1. Startseite
  2. Rhein-Main
  3. Hochtaunus

Kabale endet mit Vergleich

Erstellt: Aktualisiert:

Kommentare

Die Leitungsposition für das Homburger Kulturamt wird neu ausgeschrieben. Doch die Stadt muss der ehemaligen Amtschefin vor Gericht entgegenkommen.

Von Martina Propson-Hauck

An die Spitze des Kulturamtes wird sie nicht mehr zurückkehren, doch bis zum 30. Juni 2011 muss die Stadt Bad Homburg ihr Gehalt weiterzahlen und ihr ein anständiges Arbeitszeugnis ausstellen. Mit diesem Vergleich endete am Dienstagvormittag vor dem Arbeitsgericht Frankfurt die Klage von Kulturamtsleiterin R. gegen die Stadt auf Wiedereinstellung.

Die heute 49-Jährige war zum 1. August 2008 als Fachbereichsleiterin Kultur und damit Nachfolgerin von dem in den Ruhestand gegangenen Wolfgang Zöll eingestellt worden. Zuvor hatte die gelernte Archivarin als Museumsleiterin und Stadtarchivarin in Bad Soden gearbeitet. Eingestellt hatte sie die damalige Oberbürgermeisterin Ursula Jungherr (CDU). Diese, so sagte R. in der Verhandlung, habe ihr ein Jahr später signalisiert, dass sie sich bewährt habe, und sie sei davon ausgegangen, dass sich damit die Probezeit erledigt habe. Im September 2009 trat Michael Korwisi (Grüne) das Oberbürgermeisteramt an und setzte wenig später Beate Fleige (BLB) als ehrenamtliche Kulturdezernentin ein.

Der OB habe ihr im Mai 2010 mitgeteilt, dass sie sich auf ihrem Posten nicht bewährt habe, der Vertrag, der eine zweijährige Probezeit für die Führungskraft enthielt, wurde nicht verlängert. Die Juristen stritten vor Gericht nun darum, ob die Probezeit nur für die Fachbereichsleitung oder für jedwede Anstellung bei der Stadt Geltung hatte.

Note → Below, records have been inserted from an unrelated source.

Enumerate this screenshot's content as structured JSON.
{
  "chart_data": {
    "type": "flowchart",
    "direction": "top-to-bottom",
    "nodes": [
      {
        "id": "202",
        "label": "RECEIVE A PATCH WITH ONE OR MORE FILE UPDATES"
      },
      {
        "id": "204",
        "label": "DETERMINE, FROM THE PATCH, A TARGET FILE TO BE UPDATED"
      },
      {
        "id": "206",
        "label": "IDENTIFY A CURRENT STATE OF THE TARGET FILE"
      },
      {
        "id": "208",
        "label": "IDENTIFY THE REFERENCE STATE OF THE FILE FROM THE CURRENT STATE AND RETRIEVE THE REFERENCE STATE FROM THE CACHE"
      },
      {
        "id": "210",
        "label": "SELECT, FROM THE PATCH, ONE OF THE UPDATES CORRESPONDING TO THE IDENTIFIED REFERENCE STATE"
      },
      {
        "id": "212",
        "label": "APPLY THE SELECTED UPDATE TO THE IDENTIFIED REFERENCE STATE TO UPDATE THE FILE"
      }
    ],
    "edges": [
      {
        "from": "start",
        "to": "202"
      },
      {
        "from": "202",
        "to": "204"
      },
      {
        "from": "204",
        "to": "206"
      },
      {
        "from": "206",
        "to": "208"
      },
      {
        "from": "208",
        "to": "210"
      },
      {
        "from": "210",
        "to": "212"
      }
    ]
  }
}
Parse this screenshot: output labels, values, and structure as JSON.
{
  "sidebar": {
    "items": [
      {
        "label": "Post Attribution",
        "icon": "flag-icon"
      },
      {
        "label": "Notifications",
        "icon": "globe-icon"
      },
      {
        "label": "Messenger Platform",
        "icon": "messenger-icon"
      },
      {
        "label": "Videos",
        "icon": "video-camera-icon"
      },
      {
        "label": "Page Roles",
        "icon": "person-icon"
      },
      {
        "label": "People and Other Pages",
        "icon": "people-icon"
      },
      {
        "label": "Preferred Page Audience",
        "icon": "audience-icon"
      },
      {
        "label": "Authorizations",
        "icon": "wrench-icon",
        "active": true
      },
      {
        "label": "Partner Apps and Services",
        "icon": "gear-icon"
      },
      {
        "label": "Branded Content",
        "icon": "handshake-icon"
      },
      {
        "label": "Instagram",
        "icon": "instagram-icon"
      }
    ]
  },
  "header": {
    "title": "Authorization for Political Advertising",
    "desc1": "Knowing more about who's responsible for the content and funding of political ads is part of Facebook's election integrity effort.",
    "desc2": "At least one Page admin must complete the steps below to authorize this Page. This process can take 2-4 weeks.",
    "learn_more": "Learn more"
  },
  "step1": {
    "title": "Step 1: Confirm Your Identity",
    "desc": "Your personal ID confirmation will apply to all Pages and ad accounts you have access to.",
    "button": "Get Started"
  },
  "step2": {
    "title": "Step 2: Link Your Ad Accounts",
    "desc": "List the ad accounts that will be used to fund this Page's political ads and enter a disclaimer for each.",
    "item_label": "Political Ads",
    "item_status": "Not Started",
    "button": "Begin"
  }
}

R. hätte als gelernet Archivarin gern auch im Stadtarchiv weitergearbeitet.

Die Kulturdezernentin habe nie mit ihr darüber gesprochen, dass sie mit ihrer Arbeit nicht zufrieden sei, sagte R. Seit dem 31. Juli ist sie nun arbeitslos und sieht wenig Chancen, aus dieser Position heraus eine neue Anstellung zu finden. Dass die „Kabale im Kulturamt“ – so betitelte die FR vor einem halben Jahr einen Artikel über den Fall der Kulturamtsleiterin – nicht beendet sei, behauptete R. vor Gericht. Ihre Stellvertreterin sei seit ihrem Ausscheiden krank, für die anderen Mitarbeiterinnen fielen „Berge von Überstunden“ an.

OB Korwisi bestätigte auf Anfrage, dass Überstunden notwendig geworden seien. Das Kulturamt habe im vergangenen halben Jahr hervorragende Veranstaltungen wie die erste Kulturnacht, die Einladung der Agnon-Nachfahren oder die Julius-Becke-Ausstellung in der Englischen Kirche organisiert. Für die Nachfolge von R. soll am Samstag die Stellenausschreibung erscheinen. Schwerpunkt soll nun nicht mehr unbedingt Archiverfahrung sein.

R. hofft nun, aus einem Anstellungsverhältnis heraus und mit ein wenig mehr Zeit wieder Arbeit zu finden.